18/03/09 - RAPOSA/SERRA DO SOL: Após 6 horas de leitura, ministro vota contra demarcação contínua

Postado por admin em mar. 18 2009 00:00:00

Após seis horas de leitura, o ministro Marco Aurélio Mello, do STF (Supremo Tribunal Federal) votou hoje (18) contra a demarcação de forma contínua das terras da reserva indígena Raposa/Serra do Sol, em Roraima. Ele foi o único a votar contra. No julgamento de dezembro, quando o julgamento foi suspenso por um pedido de vista de Marco Aurélio, oito ministros haviam votado a favor da demarcação contínua de terra e à retirada dos não-índios da região - que são produtores rurais na sua maioria.

Ao longo de seu pronunciamento nesta tarde, o ministro expôs citações de chefes de Estado defendendo a internacionalização da Amazônia e defendeu que o “pano de fundo” envolvido na demarcação da Raposa Serra do Sol é a soberania nacional, “a ser defendida passo a passo por todos aqueles que se digam compromissados com o Brasil de amanhã”.

Ele apontou como “preocupante haver tantos olhos internacionais direcionados à Amazônia” e citou autoridades, como o ministro da Justiça, Tarso Genro, segundo o qual organizações não-governamentais estimulariam índios a lutar pela divisão do território nacional.

Para Marco Aurélio, é fundamental recomeçar o processo demarcatório na região ouvindo as partes e examinando os documentos.
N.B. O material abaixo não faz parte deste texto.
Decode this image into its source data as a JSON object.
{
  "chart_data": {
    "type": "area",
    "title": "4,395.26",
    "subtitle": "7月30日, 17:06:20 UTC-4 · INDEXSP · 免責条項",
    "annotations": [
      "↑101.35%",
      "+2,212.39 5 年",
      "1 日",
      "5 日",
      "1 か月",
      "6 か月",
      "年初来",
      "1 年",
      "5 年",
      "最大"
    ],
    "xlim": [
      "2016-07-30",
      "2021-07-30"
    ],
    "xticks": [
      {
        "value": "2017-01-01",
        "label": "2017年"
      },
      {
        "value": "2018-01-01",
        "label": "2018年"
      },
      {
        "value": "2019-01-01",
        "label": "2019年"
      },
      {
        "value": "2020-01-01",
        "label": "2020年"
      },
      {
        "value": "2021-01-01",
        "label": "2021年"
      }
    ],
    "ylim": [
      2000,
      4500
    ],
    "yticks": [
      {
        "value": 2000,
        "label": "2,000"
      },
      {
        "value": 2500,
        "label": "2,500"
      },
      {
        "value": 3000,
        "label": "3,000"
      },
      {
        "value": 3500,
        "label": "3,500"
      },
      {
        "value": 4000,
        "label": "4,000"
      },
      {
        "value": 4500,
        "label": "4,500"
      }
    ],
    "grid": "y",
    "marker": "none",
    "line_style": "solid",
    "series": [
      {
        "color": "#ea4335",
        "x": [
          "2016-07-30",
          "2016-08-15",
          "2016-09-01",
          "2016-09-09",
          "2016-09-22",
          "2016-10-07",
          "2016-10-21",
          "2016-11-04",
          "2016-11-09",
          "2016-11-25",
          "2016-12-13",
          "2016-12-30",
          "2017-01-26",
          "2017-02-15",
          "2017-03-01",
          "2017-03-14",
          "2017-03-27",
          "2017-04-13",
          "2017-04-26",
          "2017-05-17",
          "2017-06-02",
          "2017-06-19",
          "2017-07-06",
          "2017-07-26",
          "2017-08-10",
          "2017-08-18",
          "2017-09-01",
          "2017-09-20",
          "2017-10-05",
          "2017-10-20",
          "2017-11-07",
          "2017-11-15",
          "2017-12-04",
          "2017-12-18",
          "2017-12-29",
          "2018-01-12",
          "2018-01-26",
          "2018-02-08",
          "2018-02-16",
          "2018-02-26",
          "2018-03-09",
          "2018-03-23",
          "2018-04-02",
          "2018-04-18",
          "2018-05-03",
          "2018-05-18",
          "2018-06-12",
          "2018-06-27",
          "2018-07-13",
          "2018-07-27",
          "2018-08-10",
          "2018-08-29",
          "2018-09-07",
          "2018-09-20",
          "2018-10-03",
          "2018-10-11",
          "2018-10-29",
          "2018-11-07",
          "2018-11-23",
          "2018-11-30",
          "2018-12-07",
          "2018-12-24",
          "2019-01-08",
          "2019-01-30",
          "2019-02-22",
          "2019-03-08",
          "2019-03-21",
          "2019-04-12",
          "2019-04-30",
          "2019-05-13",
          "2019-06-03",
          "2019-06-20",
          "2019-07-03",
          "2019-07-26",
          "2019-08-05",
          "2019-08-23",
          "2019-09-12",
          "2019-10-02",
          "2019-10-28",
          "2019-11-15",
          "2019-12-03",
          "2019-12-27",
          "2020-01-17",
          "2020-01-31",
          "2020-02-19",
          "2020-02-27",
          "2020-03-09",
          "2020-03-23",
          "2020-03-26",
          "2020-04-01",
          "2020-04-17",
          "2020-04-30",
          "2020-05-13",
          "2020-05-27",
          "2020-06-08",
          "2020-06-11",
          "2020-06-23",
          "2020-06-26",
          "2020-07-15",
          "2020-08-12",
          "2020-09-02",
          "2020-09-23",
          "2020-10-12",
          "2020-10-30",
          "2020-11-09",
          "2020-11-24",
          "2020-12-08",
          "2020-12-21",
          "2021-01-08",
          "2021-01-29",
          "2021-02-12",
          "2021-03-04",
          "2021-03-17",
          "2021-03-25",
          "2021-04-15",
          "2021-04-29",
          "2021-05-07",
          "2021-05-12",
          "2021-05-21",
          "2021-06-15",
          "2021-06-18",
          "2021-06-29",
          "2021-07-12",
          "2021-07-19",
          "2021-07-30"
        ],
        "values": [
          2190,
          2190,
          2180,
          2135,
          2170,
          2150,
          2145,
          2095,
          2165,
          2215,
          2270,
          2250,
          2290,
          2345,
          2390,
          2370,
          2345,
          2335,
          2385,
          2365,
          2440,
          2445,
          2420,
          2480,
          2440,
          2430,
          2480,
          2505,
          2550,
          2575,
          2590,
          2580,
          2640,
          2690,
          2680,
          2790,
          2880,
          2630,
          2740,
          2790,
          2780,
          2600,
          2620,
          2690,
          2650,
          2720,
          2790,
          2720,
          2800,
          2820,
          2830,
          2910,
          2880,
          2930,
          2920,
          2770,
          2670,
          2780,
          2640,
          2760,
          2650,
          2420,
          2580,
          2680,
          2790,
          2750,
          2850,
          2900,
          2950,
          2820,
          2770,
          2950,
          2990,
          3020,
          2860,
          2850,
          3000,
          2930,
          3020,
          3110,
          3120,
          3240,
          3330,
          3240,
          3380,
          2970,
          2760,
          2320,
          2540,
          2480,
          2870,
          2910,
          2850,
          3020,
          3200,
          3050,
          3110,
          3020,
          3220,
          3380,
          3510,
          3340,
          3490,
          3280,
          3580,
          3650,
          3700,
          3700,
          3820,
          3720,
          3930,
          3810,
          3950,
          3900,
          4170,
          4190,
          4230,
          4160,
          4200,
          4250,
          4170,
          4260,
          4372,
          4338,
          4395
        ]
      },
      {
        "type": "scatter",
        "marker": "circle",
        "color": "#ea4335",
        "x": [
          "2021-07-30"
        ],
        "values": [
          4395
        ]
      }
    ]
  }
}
Segundo Mello, a documentação examinada comprova a impossibilidade de destinar totalmente a região para os indígenas. Para o ministro, não houve informações suficientes nem as partes foram ouvidas da forma adequada.

"O tema impôs-me uma reflexão maior, em que pese não ter frutificado o pedido antecipado de vista --o qual resultaria no terceiro voto e não no nono-- em face da circunstância de os colegas que me antecedem na ordem de votação não haverem consentido", disse o ministro, que preparou um voto com 120 páginas.

Em seguida, Mello afirmou: "Paciência, o colegiado [numa referência aos ministros do STF] sempre reserva algumas surpresas. Nem por isso --a documentação o comprova-- deixei de debruçar-me sobre a momentosa controvérsia, procedendo como se fosse relator do processo, procedendo como se tivesse que veicular o primeiro voto no caso".


Ressalvas

Para o ministro, é fundamental ainda realizar uma audição de todas as comunidades indígenas existentes na área a ser demarcada e ouvir os posseiros e titulares de domínio consideradas as terras envolvidas.

Segundo Mello, é necessário também realizar um levantamento antropológico e topográfico para definir a posse indígena, tendo-se como termo inicial a data da promulgação da Constituição Federal (1988). Ele entende que os não índios que lá chegaram antes de 1988 têm direito de permanecerem no local.

Mello disse que devem ser preservadas ainda as áreas em que estão o 6º pelotão de fronteira, alguns equipamentos federais, a sede do município de Uiramutã (RR), as linhas de transmissão, o leito das rodovias públicas federais e estaduais.

Porém, o ministro afirmou que deve ser proibido o ingresso de não-índios ressalvadas as presenças de autoridades e particulares autorizados.

O julgamento é acompanhado por um grupo de 16 indígenas com rostos e corpos pintados --um dos homens pintou o mapa da região no peito e escreveu as palavras "paz" e "terra". As mulheres indígenas usam saias feitas de palha e vestem sutiã.


Maioria

A tendência é que a Suprema Corte confirme hoje a demarcação contínua da área e a saída de todos os não índios da reserva. Ainda votarão nesta quarta-feira os ministros Celso de Mello, que costuma elaborar longos votos, e Gilmar Mendes, presidente do STF.

A área que motiva a discussão reúne cerca de 18 mil indígenas de cinco etnias diferentes. Homologada, em 2005, pelo presidente Luiz Inácio Lula da Silva, a reserva fica na região fronteiriça do Brasil com a Venezuela e a Guiana.

No total há 1,7 milhão de hectares em discussão. A demarcação se transformou em foco de conflito e tensão envolvendo governo federal, governo estadual, igreja, indígenas e ONGs (organizações não governamentais).